O Oeste Ibérico, um dos maiores hotspots de biodiversidade na Europa, vai candidatar-se a Património Mundial da Unesco. Os promotores da iniciativa querem criar um corredor ecológico luso-espanhol com mais de dois milhões de hectares para o regresso do lobo, lince, águia-imperial e abutre-preto.

“A proposta abrange toda a zona do Oeste Ibérico”, disse o gabinete de imprensa do comité espanhol da UICN ao PÚBLICO. Nela está incluída toda a região fronteiriça desde Bragança a Portalegre, incluindo os parques naturais do Douro Internacional, Tejo Internacional e Serra de São Mamede, bem como a Reserva Natural da Serra da Malcata. Em Espanha fazem parte áreas protegidas como Arribes del Duero e Monfrague. No total, “esta região hispano-lusa conta com 119 áreas protegidas”, acrescenta o comité espanhol da UICN, num total de mais de dois milhões de hectares.

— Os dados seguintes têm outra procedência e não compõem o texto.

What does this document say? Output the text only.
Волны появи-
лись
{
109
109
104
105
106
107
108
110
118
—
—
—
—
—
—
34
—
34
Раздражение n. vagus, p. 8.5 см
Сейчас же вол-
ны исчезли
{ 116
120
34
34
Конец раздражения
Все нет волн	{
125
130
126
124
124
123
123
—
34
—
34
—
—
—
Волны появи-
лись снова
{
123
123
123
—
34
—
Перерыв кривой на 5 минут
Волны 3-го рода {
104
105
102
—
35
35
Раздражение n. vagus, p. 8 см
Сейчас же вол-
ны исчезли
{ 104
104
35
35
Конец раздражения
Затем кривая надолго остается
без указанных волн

A moção de candidatura da região à Unesco – por iniciativa da fundação espanhola Naturaleza y Hombre (FNYH), com o apoio da Quercus e da Associação de Defesa do Património de Mértola, além de outras três organizações espanholas – foi aprovada durante o V Congresso Mundial da União Internacional da Conservação da Natureza (UICN), no início de Setembro em Jeju, na Coreia do Sul.

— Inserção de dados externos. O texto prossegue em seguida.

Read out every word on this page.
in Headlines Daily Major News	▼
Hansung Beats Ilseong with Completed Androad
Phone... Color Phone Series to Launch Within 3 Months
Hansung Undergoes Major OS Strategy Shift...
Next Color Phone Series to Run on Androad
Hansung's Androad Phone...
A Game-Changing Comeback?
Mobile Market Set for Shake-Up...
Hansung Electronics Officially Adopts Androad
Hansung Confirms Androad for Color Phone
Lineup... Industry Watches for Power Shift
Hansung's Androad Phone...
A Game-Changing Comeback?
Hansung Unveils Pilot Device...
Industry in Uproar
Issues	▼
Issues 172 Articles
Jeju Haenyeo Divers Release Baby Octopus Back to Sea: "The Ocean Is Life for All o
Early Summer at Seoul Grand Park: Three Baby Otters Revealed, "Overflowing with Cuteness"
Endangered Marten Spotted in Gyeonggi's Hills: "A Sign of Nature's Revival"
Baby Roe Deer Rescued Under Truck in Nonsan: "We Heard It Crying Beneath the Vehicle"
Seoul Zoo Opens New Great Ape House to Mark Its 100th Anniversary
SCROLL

Aquela “é uma área com grande potencial para grandes mamíferos, como o lobo, o lince, o veado, o corço, e para grandes aves, como a águia-imperial e o abutre-preto”, disse Samuel Infante, do núcleo da Quercus de Castelo Branco. “São zonas com muito interesse do ponto de vista da conservação, com óptimas condições de habitat e alimento”, acrescentou. Com décadas de êxodo rural em direcção às cidades, os habitats têm vindo a recuperar-se gradualmente.

A Quercus foi uma das organizações que apoiaram a moção Corredores ecológicos transfronterizos en el Oeste Ibérico. “A fundação trabalha há vários anos naquela região e tem uma reserva junto à Malcata. A natureza não conhece fronteiras e temos feito vários trabalhos juntos”, explicou Samuel Infante.

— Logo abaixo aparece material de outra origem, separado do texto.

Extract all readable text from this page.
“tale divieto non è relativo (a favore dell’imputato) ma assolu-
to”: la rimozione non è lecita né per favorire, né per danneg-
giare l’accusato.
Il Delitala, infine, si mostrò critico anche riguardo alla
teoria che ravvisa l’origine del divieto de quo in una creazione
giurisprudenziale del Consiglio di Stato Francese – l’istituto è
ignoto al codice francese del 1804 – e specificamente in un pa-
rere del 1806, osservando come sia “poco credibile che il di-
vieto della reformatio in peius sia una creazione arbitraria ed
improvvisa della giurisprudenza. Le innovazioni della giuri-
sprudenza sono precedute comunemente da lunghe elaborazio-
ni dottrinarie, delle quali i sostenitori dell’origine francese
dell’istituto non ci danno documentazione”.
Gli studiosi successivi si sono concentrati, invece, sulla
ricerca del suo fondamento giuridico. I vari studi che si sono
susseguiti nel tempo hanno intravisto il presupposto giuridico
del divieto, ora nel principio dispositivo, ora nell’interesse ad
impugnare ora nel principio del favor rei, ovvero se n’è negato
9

O projecto insere-se na estratégia a médio e longo prazo da fundação FNYH, no âmbito dos esforços europeus em curso de rewilding, ou seja, promover as zonas abandonadas para a vida selvagem. “Os mamíferos precisam de corredores entre áreas protegidas, para se deslocarem e evitar o fragmento de populações, que ficam isoladas”, explicou. “A natureza não está fechada dentro das áreas protegidas.”

Na opinião de Samuel Infante, a candidatura à Unesco pode ajudar a valorizar o território na zona raiana e a facilitar o acesso a financiamento. Os próximos passos serão o estabelecimento de parcerias com quem está no terreno e conseguir o compromisso dos governos português e espanhol. Contactado pela Lusa, o Instituto da Conservação da Natureza e das Florestas (ICNF) disse ter conhecimento da iniciativa e garantiu que se pronunciará sobre o assunto “em tempo oportuno”.

“Não se trata da proposta da classificação de um território conjunto e de forma contínua, mas sim o reconhecimento de vários núcleos com valores similares dentro deste grande ecossistema da região de fronteira”, disse à agência Lusa o presidente do comité espanhol da UICN, Carlos Sanches.

Autarcas apoiam iniciativa

Os autarcas de Idanha-a-Nova, Figueira de Castelo Rodrigo e Mogadouro, regiões transfronteiriças do Tejo e Douro, apoiam a proposta.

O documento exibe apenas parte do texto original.